But today the genocide myth is deliberately revived and promoted to spread disinformation to cover up the crimes which the U.S. imperialists are committing in their striving to dominate the world, along with the Israeli Zionists and their backers in Europe and North America, which includes the government of Canada.

The Hitlerite Nazis created the genocide myth in 1933 to discredit the Soviet Union, the enemy they most feared. They wrote front page stories in German newspapers, which were then taken up by the reactionary British press, including by Lord Rothermere, owner of the London Daily Mail monopoly press. He was anti-Soviet, anti-communist, anti-Semitic and anti-labour to the core. A friend of Hitler and Mussolini and sympathetic to Oswald Mosley's British fascist party, Rothermere sent congratulatory telegrams to Hitler before the invasion of Poland.

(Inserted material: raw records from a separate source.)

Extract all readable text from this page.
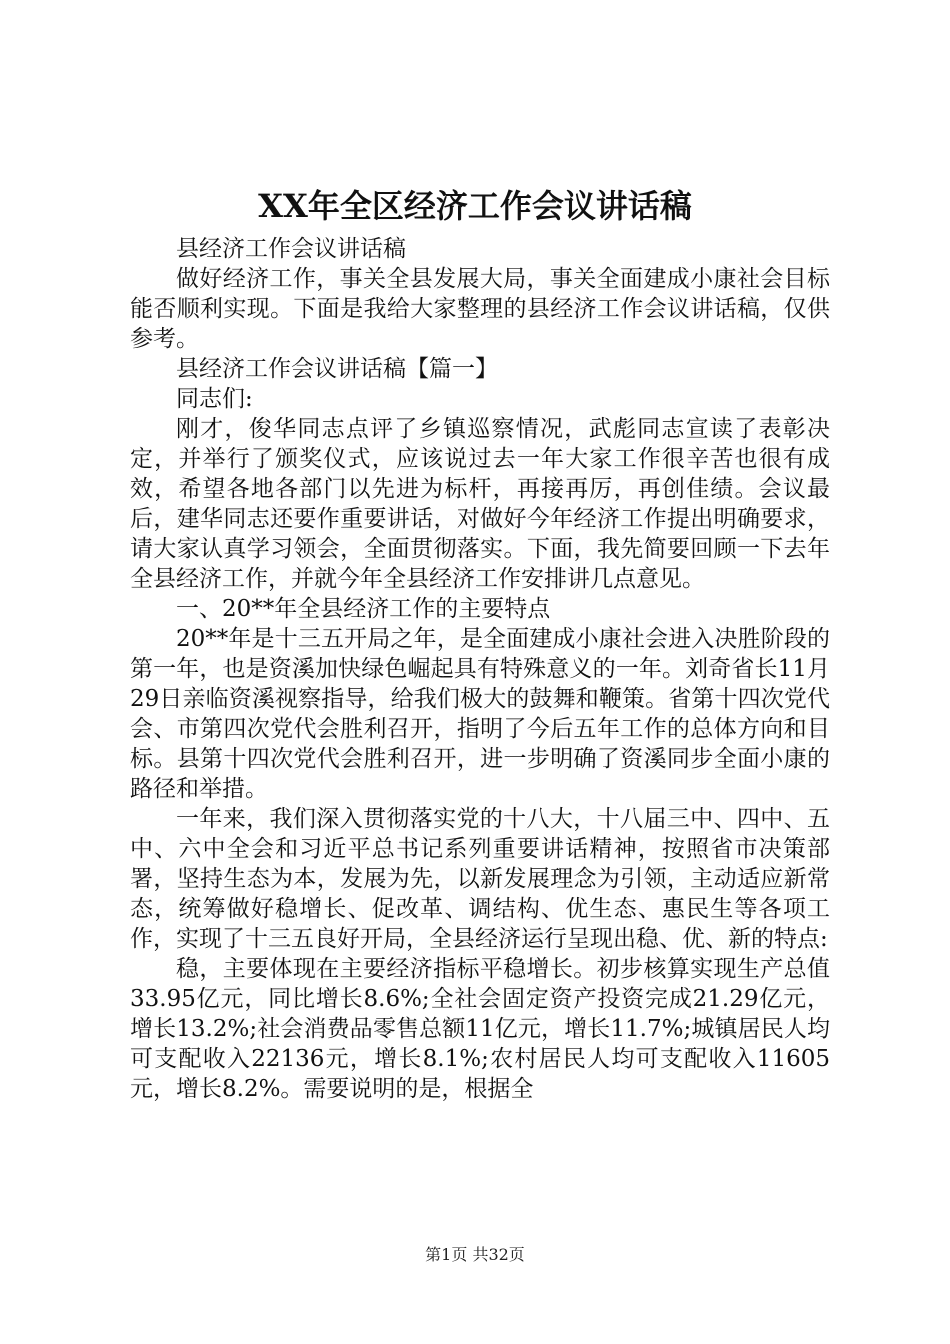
XX年全区经济工作会议讲话稿

县经济工作会议讲话稿

做好经济工作，事关全县发展大局，事关全面建成小康社会目标能否顺利实现。下面是我给大家整理的县经济工作会议讲话稿，仅供参考。

县经济工作会议讲话稿【篇一】

同志们:

刚才，俊华同志点评了乡镇巡察情况，武彪同志宣读了表彰决定，并举行了颁奖仪式，应该说过去一年大家工作很辛苦也很有成效，希望各地各部门以先进为标杆，再接再厉，再创佳绩。会议最后，建华同志还要作重要讲话，对做好今年经济工作提出明确要求，请大家认真学习领会，全面贯彻落实。下面，我先简要回顾一下去年全县经济工作，并就今年全县经济工作安排讲几点意见。

一、20**年全县经济工作的主要特点

20**年是十三五开局之年，是全面建成小康社会进入决胜阶段的第一年，也是资溪加快绿色崛起具有特殊意义的一年。刘奇省长11月29日亲临资溪视察指导，给我们极大的鼓舞和鞭策。省第十四次党代会、市第四次党代会胜利召开，指明了今后五年工作的总体方向和目标。县第十四次党代会胜利召开，进一步明确了资溪同步全面小康的路径和举措。

一年来，我们深入贯彻落实党的十八大，十八届三中、四中、五中、六中全会和习近平总书记系列重要讲话精神，按照省市决策部署，坚持生态为本，发展为先，以新发展理念为引领，主动适应新常态，统筹做好稳增长、促改革、调结构、优生态、惠民生等各项工作，实现了十三五良好开局，全县经济运行呈现出稳、优、新的特点:

稳，主要体现在主要经济指标平稳增长。初步核算实现生产总值33.95亿元，同比增长8.6%;全社会固定资产投资完成21.29亿元，增长13.2%;社会消费品零售总额11亿元，增长11.7%;城镇居民人均可支配收入22136元，增长8.1%;农村居民人均可支配收入11605元，增长8.2%。需要说明的是，根据全

第1页 共32页
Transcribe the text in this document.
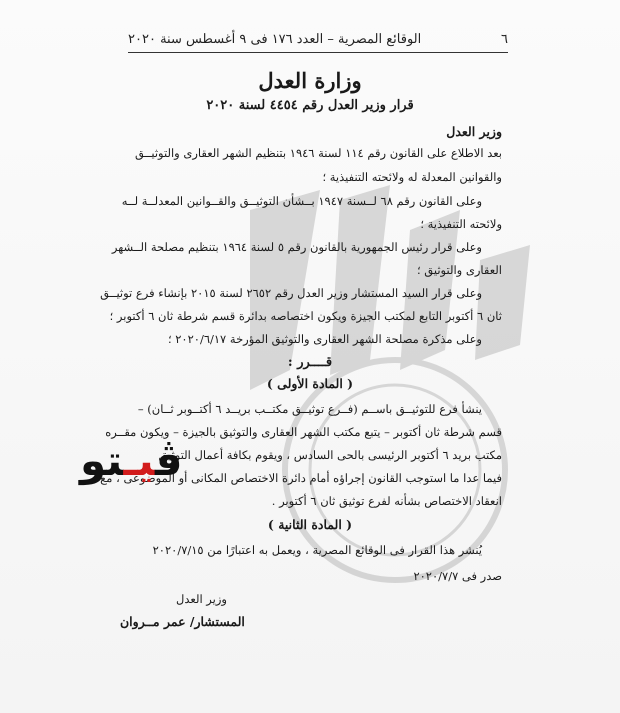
٦
الوقائع المصرية – العدد ١٧٦ فى ٩ أغسطس سنة ٢٠٢٠
وزارة العدل
قرار وزير العدل رقم ٤٤٥٤ لسنة ٢٠٢٠
وزير العدل
بعد الاطلاع على القانون رقم ١١٤ لسنة ١٩٤٦ بتنظيم الشهر العقارى والتوثيــق
والقوانين المعدلة له ولائحته التنفيذية ؛
وعلى القانون رقم ٦٨ لــسنة ١٩٤٧ بــشأن التوثيــق والقــوانين المعدلــة لــه
ولائحته التنفيذية ؛
وعلى قرار رئيس الجمهورية بالقانون رقم ٥ لسنة ١٩٦٤ بتنظيم مصلحة الــشهر
العقارى والتوثيق ؛
وعلى قرار السيد المستشار وزير العدل رقم ٢٦٥٢ لسنة ٢٠١٥ بإنشاء فرع توثيــق
ثان ٦ أكتوبر التابع لمكتب الجيزة ويكون اختصاصه بدائرة قسم شرطة ثان ٦ أكتوبر ؛
وعلى مذكرة مصلحة الشهر العقارى والتوثيق المؤرخة ٢٠٢٠/٦/١٧ ؛
قــــرر :
( المادة الأولى )
ينشأ فرع للتوثيــق باســم (فــرع توثيــق مكتــب بريــد ٦ أكتــوبر ثــان) –
قسم شرطة ثان أكتوبر – يتبع مكتب الشهر العقارى والتوثيق بالجيزة – ويكون مقــره
مكتب بريد ٦ أكتوبر الرئيسى بالحى السادس ، ويقوم بكافة أعمال التوثيق
فيما عدا ما استوجب القانون إجراؤه أمام دائرة الاختصاص المكانى أو الموضوعى ، مع
انعقاد الاختصاص بشأنه لفرع توثيق ثان ٦ أكتوبر .
( المادة الثانية )
يُنشر هذا القرار فى الوقائع المصرية ، ويعمل به اعتبارًا من ٢٠٢٠/٧/١٥
صدر فى ٢٠٢٠/٧/٧
وزير العدل
المستشار/ عمر مــروان
ڤيـتو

In September 1934, multi-millionaire William Randolph Hearst, leading U.S. publisher of the "yellow press" and an open supporter of Nazism, met with Hitler and Nazi propaganda minister Joseph Goebbels in Berlin and signed a cash deal to promote a positive image of the Nazis in the U.S. The Hearst papers soon carried columns paid for by Adolf Hitler, Herman Goering and Benito Mussolini, and Hearst attended the huge 1934 Nazi Party Nuremberg rally, featured in Leni Riefenstahl's notorious Nazi propaganda film, Triumph of the Will. Egged on by the Hitlerites, Hearst's papers became the biggest propagandists for the genocide myth, using fake photographs and printing lies that have been refuted by solid evidence over and over again.


Chicago American, part of the Hearst chain, promoting lie of the Ukrainian famine,
March 3, 1935. Click to enlarge.

Hearst's fraudulent campaign began on February 8, 1935 with a fabricated front-page headline in his Chicago American: "6 million people die of hunger in the Soviet Union." But what actually took place in the Soviet Union at the beginning of the 1930s was a further advancement of the revolution. It was a time of major internal class struggle during which poor landless peasants rose up against the minority of rich landowners, the kulaks, and began a struggle for the collectivization of agriculture. Collectivization was undertaken in conjunction with the campaign to rapidly industrialize the Soviet Union so as to meet the needs of the Soviet people and to defend the Soviet Union against foreign aggression.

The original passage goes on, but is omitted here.